First, these companies feel the urgency to get paid by their customers; facing uncertainty about their liquidity, they know that substantial non-performance could spell bankruptcy. They thus may resist the forbearance promised under the CARES Act. Some falter in processing borrower requests (as happened routinely during the last crisis when many servicers ignored calls and lost paperwork), though regulatory reforms and the newly streamlined approach are helping so far.
Others seek to discourage non-payment by imposing onerous conditions, such as eventual lump-sum repayment of all arrears, which will inevitably produce deferred foreclosures. The FHFA and others have condemned this approach when it has been exposed, but servicers have many ways of managing those conversations to put off those seeking approval to skip their regular payments.

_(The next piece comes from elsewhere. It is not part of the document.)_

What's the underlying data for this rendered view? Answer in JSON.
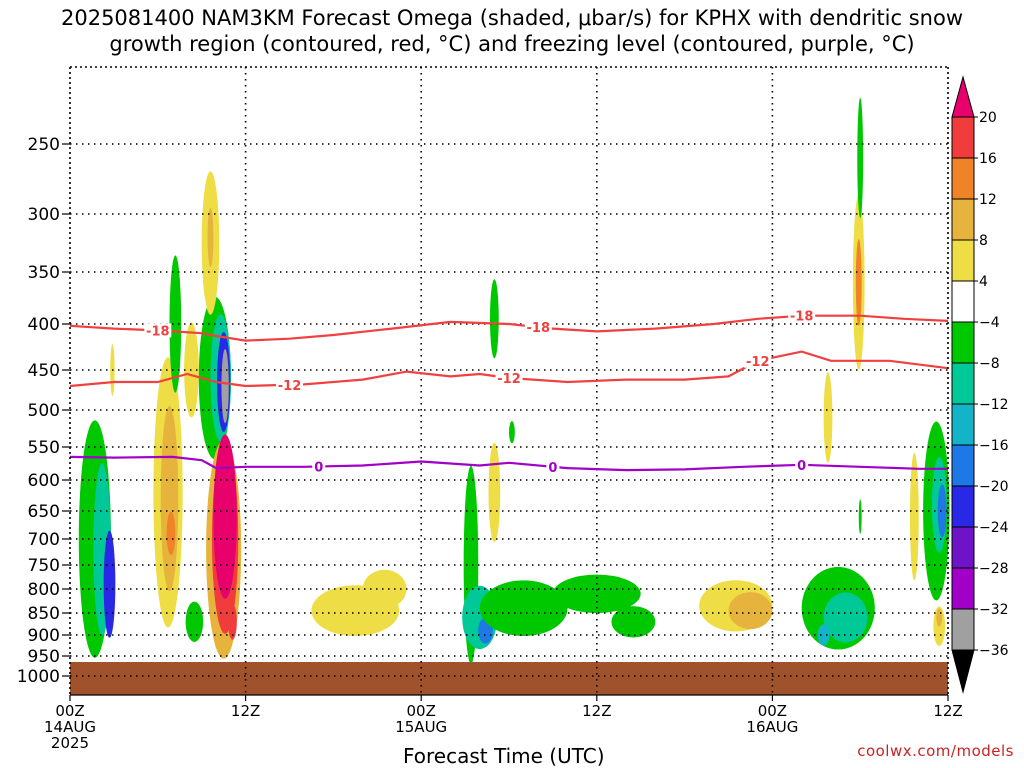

Second, without a sufficient financial backstop, some servicers are likely to go out of business. Their demise would create further legal tangles. The process for transferring servicing rights is not nimble even in consensual transactions. The collision of different IT systems trying to manage delinquent accounts can stymie consumers from securing relief. And when coupled with the complications of a bankruptcy, servicing transfers will generate even more frustration and futility for consumers seeking payment accommodations.
These two threats underscore the need for a vigorous regulatory response. The problem of servicers seeking to evade the CARES Act requirements can be addressed by close oversight from the CFPB and state officials, who can monitor how the companies process forbearance requests. By examining the scripts used on such calls, and listening to the audiotapes of sample calls, the regulators can ensure that consumers are being treated fairly under the new law.
For servicers in danger of bankruptcy, the FHFA and Treasury can work with state officials to make sure troubled servicers have sufficient financial backing to avoid going out of business during the current crisis. It may stick in their craw to have to provide the capital buffer these companies should have provided for themselves, but that can be sorted out later, when a more rationale safety-and-soundness regime for nonbank mortgage servicers can be devised as part of the reforms this new economic crisis will inevitably produce.
In the meantime, the ultimate magnitude of the economic downturn will dictate whether this strategy of “flattening the foreclosure curve” can succeed in averting another housing crisis. The streamlined forbearance process has introduced new risks of moral hazard, and the bump this spring in household income from federal infusions has masked an accurate assessment of the extent of the current economic distress. But the essential policy approach to infirmities in the housing market seems much clearer now than it did a decade ago.